The Metro subway system, which already has taken a financial drubbing under the Gramm-Ruddman-Hollings balanced budget measure, gained the distinction yesterday of throwing the Congressional Budget Office and the Office of Management and Budget into a legalistic tizzy.

At issue is a plan to lop $2.2 million off the federal government's annual $51.7 million interest payment on bonds issued by Metro to help build the rail system. This might satisfy the federal goal of trimming spending by 4.3 percent, officials said, but it hardly would satisfy the bondholders.

In theory, the proposed interest squeeze ultimately might trigger a default on the bonds, floated during the 1970s for nearly $1 billion. But by cutting interest payments that are due in July, officials warned, the federal government also might be cutting its own throat.

"The secretary of transportation has guaranteed the principal and interest of $997 million in borrowing," the two budget agencies said in a report released yesterday.

"If the federal government defaults on its obligation to pay its interest share by reason of a sequester a spending cut , the government nevertheless would remain liable for the full payment under the guarantee, a liability which CBO believes is enforceable by claim against the United States."

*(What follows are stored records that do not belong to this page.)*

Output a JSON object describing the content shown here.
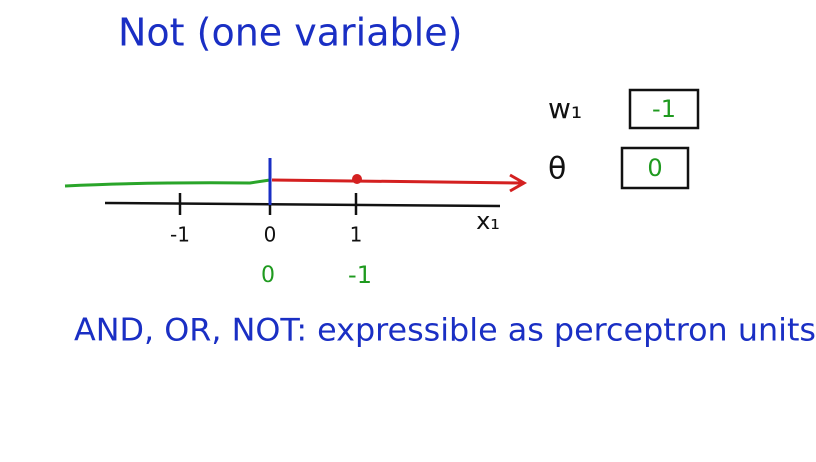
{
  "title": "Not (one variable)",
  "params": {
    "w_label": "w₁",
    "w_value": "-1",
    "theta_label": "θ",
    "theta_value": "0"
  },
  "axis": {
    "ticks": [
      "-1",
      "0",
      "1"
    ],
    "label": "x₁"
  },
  "outputs": [
    "0",
    "-1"
  ],
  "statement": "AND, OR, NOT: expressible as perceptron units"
}
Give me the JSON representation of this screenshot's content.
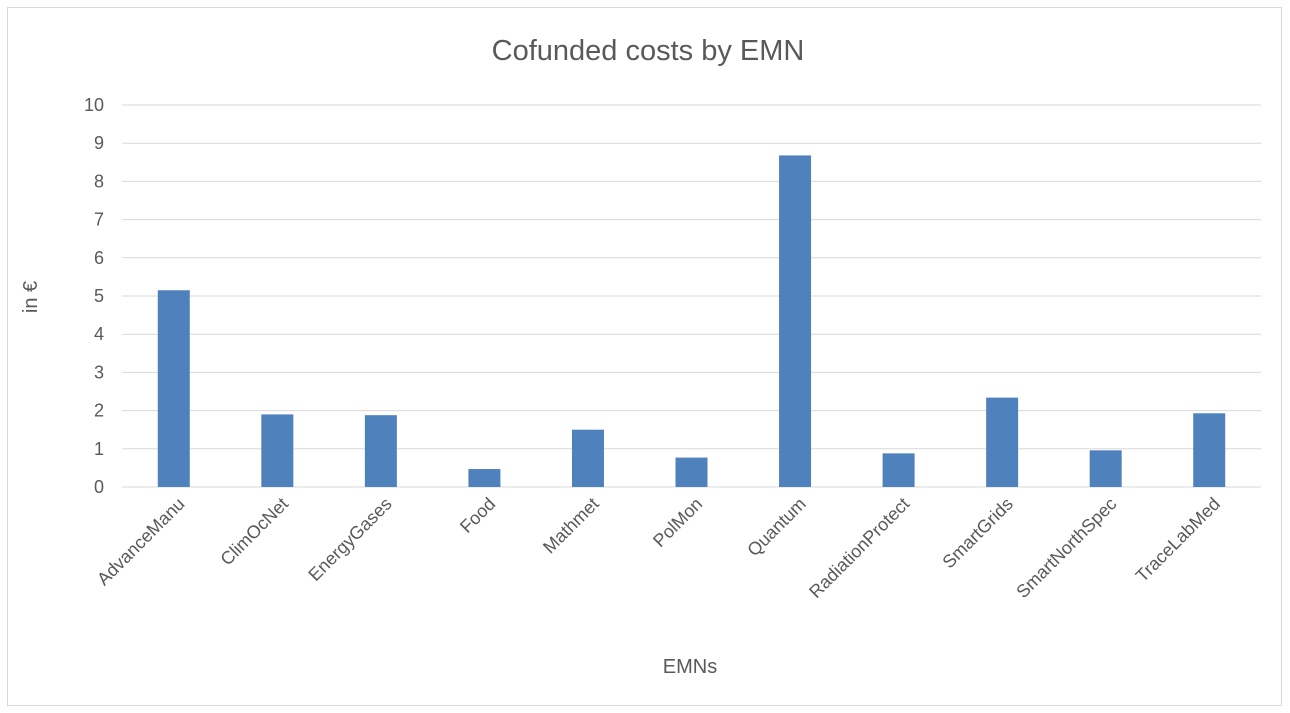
{
  "chart_data": {
    "type": "bar",
    "title": "Cofunded costs by EMN",
    "xlabel": "EMNs",
    "ylabel": "in €",
    "categories": [
      "AdvanceManu",
      "ClimOcNet",
      "EnergyGases",
      "Food",
      "Mathmet",
      "PolMon",
      "Quantum",
      "RadiationProtect",
      "SmartGrids",
      "SmartNorthSpec",
      "TraceLabMed"
    ],
    "values": [
      5.15,
      1.9,
      1.88,
      0.47,
      1.5,
      0.77,
      8.68,
      0.88,
      2.34,
      0.96,
      1.93
    ],
    "ylim": [
      0,
      10
    ],
    "yticks": [
      "0",
      "1",
      "2",
      "3",
      "4",
      "5",
      "6",
      "7",
      "8",
      "9",
      "10"
    ],
    "grid": true,
    "legend": "none",
    "bar_color": "#4f81bd"
  }
}
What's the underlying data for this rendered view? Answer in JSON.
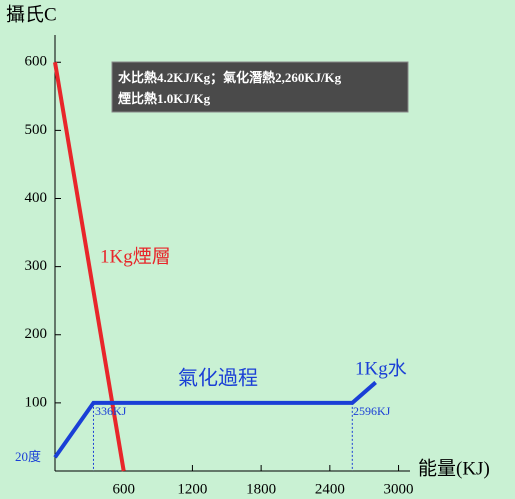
{
  "chart_data": {
    "type": "line",
    "y_label": "攝氏C",
    "x_label": "能量(KJ)",
    "xlim": [
      0,
      3100
    ],
    "ylim": [
      0,
      640
    ],
    "xticks": [
      600,
      1200,
      1800,
      2400,
      3000
    ],
    "yticks": [
      100,
      200,
      300,
      400,
      500,
      600
    ],
    "series": [
      {
        "name": "1Kg煙層",
        "color": "#e8262a",
        "x": [
          0,
          600
        ],
        "values": [
          600,
          0
        ]
      },
      {
        "name": "1Kg水",
        "color": "#1a3fd6",
        "x": [
          0,
          336,
          2596,
          2800
        ],
        "values": [
          20,
          100,
          100,
          130
        ]
      }
    ],
    "annotations": [
      "氣化過程",
      "336KJ",
      "2596KJ",
      "20度"
    ],
    "note_box": [
      "水比熱4.2KJ/Kg；氣化潛熱2,260KJ/Kg",
      "煙比熱1.0KJ/Kg"
    ]
  }
}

The federal government apparently would have to reimburse the bondholders because of its own default. Virtually no one believes such a paradoxical default will occur.

"There's a lot of water to go under the bridge before somebody's going to miss a check," said one federal official.

But this "conceptual issue," one of many thorny problems raised by Gramm-Rudman-Hollings, has put the two budget agencies at loggerheads. Both offices agree that the bond payments should be spared from cuts. They differ over whether cuts are required under the balanced budget measure.

The congressional agency argues no reduction is necessary, citing the bonds' federal guarantee and provisions of the balanced budget law that exempt existing contracts from cuts. The Office of Management and Budget disagrees, contending Congress failed to list Metro's bonds among 46 exempted issues.

"OMB believes that an exemption . . . should have been added to this list, but it was not," the report said.

The dispute may be settled soon by the General Accounting Office, officials said. If necessary, they added, some new remedy may be devised to prevent a default. One option, officials said, is a move by Congress to revise the contested Gramm-Rudman-Hollings clauses.

For Metro, the quarrel appears to have stirred considerably less concern than other proposals stemming from the balanced budget law.

Because of Gramm-Rudman-Hollings, federal officials have threatened to halt all spending for Metro construction after the current fiscal year. This would disrupt plans to expand the rail system to 89.5 miles by the early 1990s.

Yesterday, the two budget agencies proposed cutting Metro's current appropriation by $9.8 million to $217.2 million, the lowest level since the 1970s.